A business borrower must have a strong credit and financial history to qualify for the loan. However, the lender places the greatest weight on the property’s ability to sustain the loan over the personal situation of the borrower. This is in direct comparison to residential mortgage underwriting where the personal financial situation of the borrower is more important than the property that is part of the mortgage.

There are six sources for commercial real estate loans – Portfolio Lenders – Government Agency Lenders – CMBS Lenders – Insurance Companies – SBA Loans – Private Money/Hard Money Lenders.

portfolio lenders – These are primarily made up of banks, credit unions, and corporations that engage in business loans and keep them on their books until the maturity date.

Government Agency Lenders – These are companies that are licensed to sell commercial loan products funded by government agencies like Freddie Mac and Fannie Mae. These loans are pooled (securitization) and sold to investors.

CMBS Lenders – these lenders issue loans called “CMBS Loans”. Once sold, the mortgages are transferred to a trust that, in turn, issues a series of bonds with different terms (duration and rate) and payment priorities in case of default.

insurance companies – Many insurance companies have looked to the commercial mortgage market to increase the yield on their holdings. These companies are not subject to the same regulatory lending guidelines as other lenders and therefore have more flexibility to create loan packages outside of conventional credit standards.

SBA Loans – Borrowers looking to purchase commercial property for their own use (owner-occupied) have the option of using an SBA-504 loan that can be used for various types of purchases for their own business, including real estate and equipment.

Private money/hard money loans – For those borrowers who cannot qualify for traditional financing due to credit history or problems with the property in question, hard money loans can be a viable source of funds for the intended project. These loans have higher interest rates and costs of money than other types of loans. Regardless of the higher borrowing costs, these loans fill a need in the commercial mortgage market.

The Commercial Mortgage Loans can be with recourse or without recourse in their design. In a typical recourse loan, the borrower(s) are personally responsible for the loan in the event that the mortgage is foreclosed and the income is not enough to pay the loan balance in full. In non-recourse loans, the property is the guarantee and the borrower is not personally responsible for the mortgage debt.
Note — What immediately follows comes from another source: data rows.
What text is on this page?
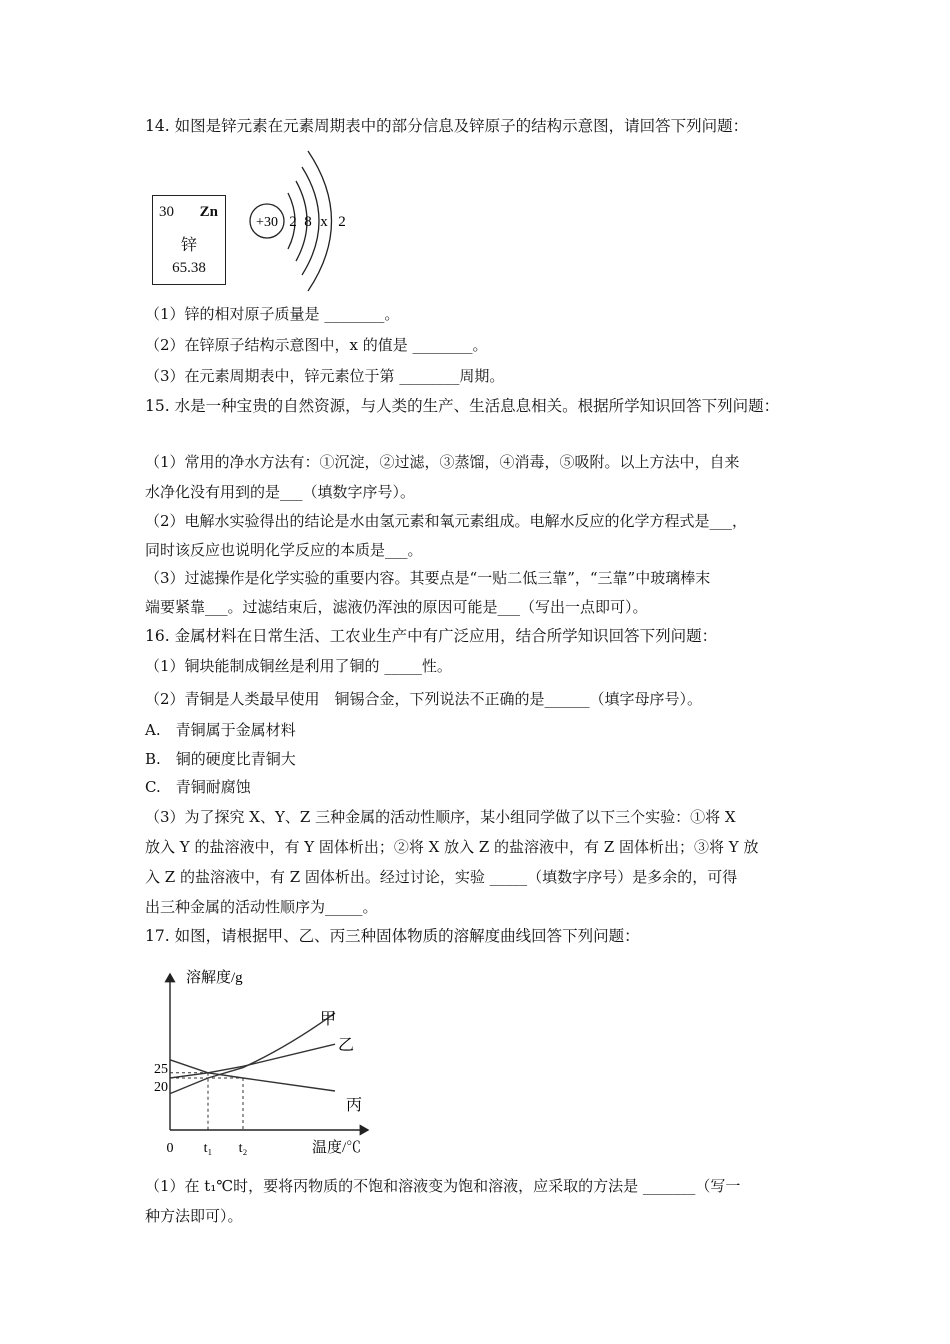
14. 如图是锌元素在元素周期表中的部分信息及锌原子的结构示意图，请回答下列问题：
30 Zn
锌
65.38
+30 2 8 x 2
（1）锌的相对原子质量是 ________。
（2）在锌原子结构示意图中，x 的值是 ________。
（3）在元素周期表中，锌元素位于第 ________周期。
15. 水是一种宝贵的自然资源，与人类的生产、生活息息相关。根据所学知识回答下列问题：
（1）常用的净水方法有：①沉淀，②过滤，③蒸馏，④消毒，⑤吸附。以上方法中，自来
水净化没有用到的是___（填数字序号）。
（2）电解水实验得出的结论是水由氢元素和氧元素组成。电解水反应的化学方程式是___，
同时该反应也说明化学反应的本质是___。
（3）过滤操作是化学实验的重要内容。其要点是“一贴二低三靠”，“三靠”中玻璃棒末
端要紧靠___。过滤结束后，滤液仍浑浊的原因可能是___（写出一点即可）。
16. 金属材料在日常生活、工农业生产中有广泛应用，结合所学知识回答下列问题：
（1）铜块能制成铜丝是利用了铜的 _____性。
（2）青铜是人类最早使用　铜锡合金，下列说法不正确的是______（填字母序号）。
A.　青铜属于金属材料
B.　铜的硬度比青铜大
C.　青铜耐腐蚀
（3）为了探究 X、Y、Z 三种金属的活动性顺序，某小组同学做了以下三个实验：①将 X
放入 Y 的盐溶液中，有 Y 固体析出；②将 X 放入 Z 的盐溶液中，有 Z 固体析出；③将 Y 放
入 Z 的盐溶液中，有 Z 固体析出。经过讨论，实验 _____（填数字序号）是多余的，可得
出三种金属的活动性顺序为_____。
17. 如图，请根据甲、乙、丙三种固体物质的溶解度曲线回答下列问题：
溶解度/g
温度/℃
0 t₁ t₂
20
25
甲
乙
丙
（1）在 t₁℃时，要将丙物质的不饱和溶液变为饱和溶液，应采取的方法是 _______（写一
种方法即可）。
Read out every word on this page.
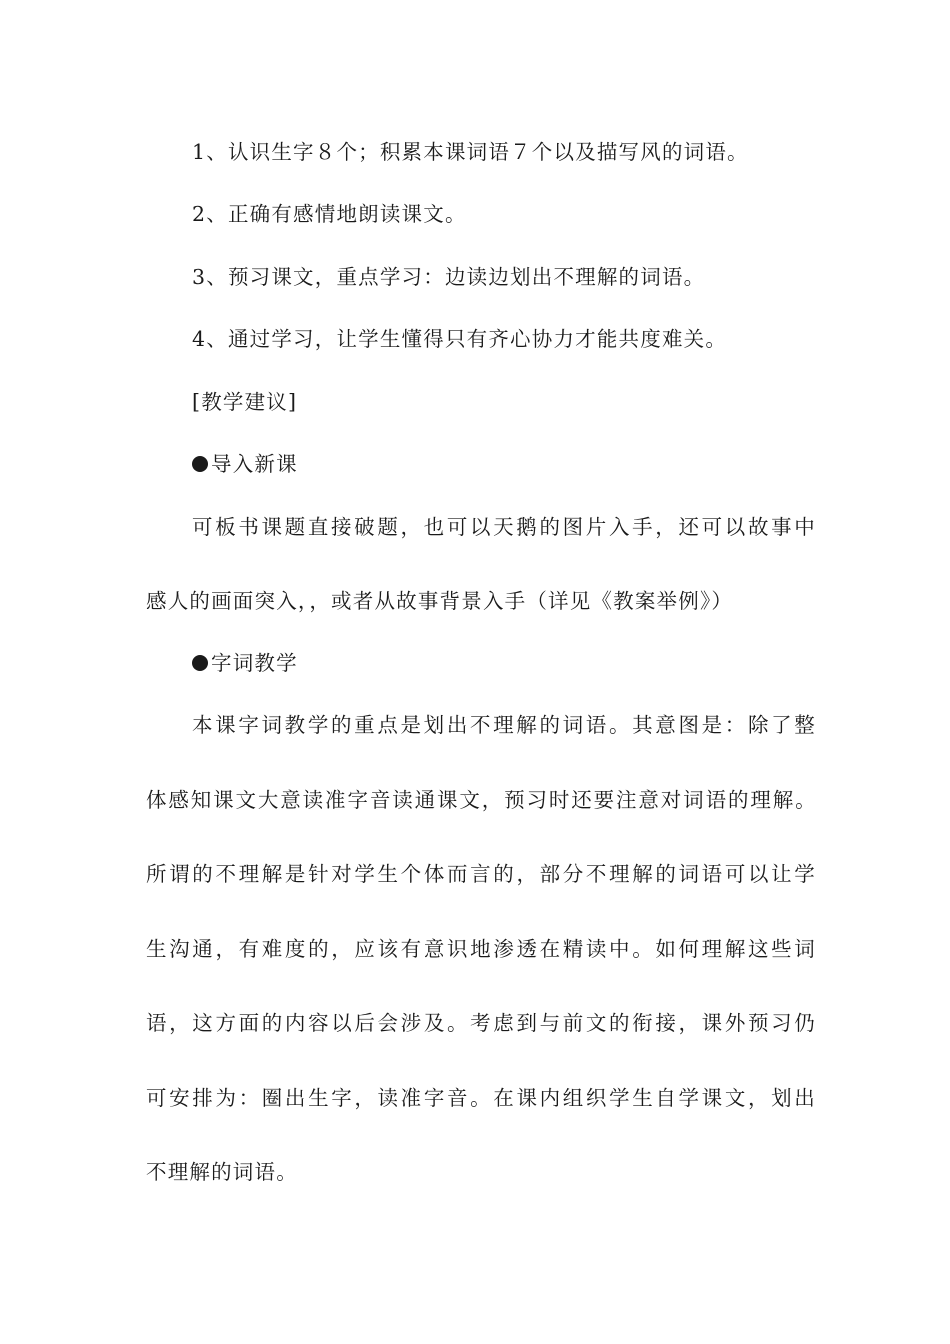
1、认识生字８个；积累本课词语７个以及描写风的词语。
2、正确有感情地朗读课文。
3、预习课文，重点学习：边读边划出不理解的词语。
4、通过学习，让学生懂得只有齐心协力才能共度难关。
[教学建议]
导入新课
可板书课题直接破题，也可以天鹅的图片入手，还可以故事中
感人的画面突入，，或者从故事背景入手（详见《教案举例》）
字词教学
本课字词教学的重点是划出不理解的词语。其意图是：除了整
体感知课文大意读准字音读通课文，预习时还要注意对词语的理解。
所谓的不理解是针对学生个体而言的，部分不理解的词语可以让学
生沟通，有难度的，应该有意识地渗透在精读中。如何理解这些词
语，这方面的内容以后会涉及。考虑到与前文的衔接，课外预习仍
可安排为：圈出生字，读准字音。在课内组织学生自学课文，划出
不理解的词语。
In typical non-recourse loans, a provision called “bad boy clauses” is part of the loan documents that states that in the event of fraud, willful misrepresentation, gross negligence, criminal acts, misappropriation of property proceeds and profits unexpected insurance, the lender may hold the borrower personally responsible for the mortgage debt.

Understandably, in commercial mortgage negotiations, lenders prefer recourse loans when borrowers would prefer non-recourse loans. In the underwriting process, the lender and borrower(s) work to create a loan that meets the needs and goals of both parties, and if deadlock occurs, the loan is not issued.

The world of commercial mortgages offers investors the chance to participate in a market that can have attractive yields, primary security through real estate bond positions, and durations (12 months to 5 years) acceptable to most. Building ongoing monthly interest through holdings like Commercial Mortgage Notes is attractive to both consumers and institutional investors.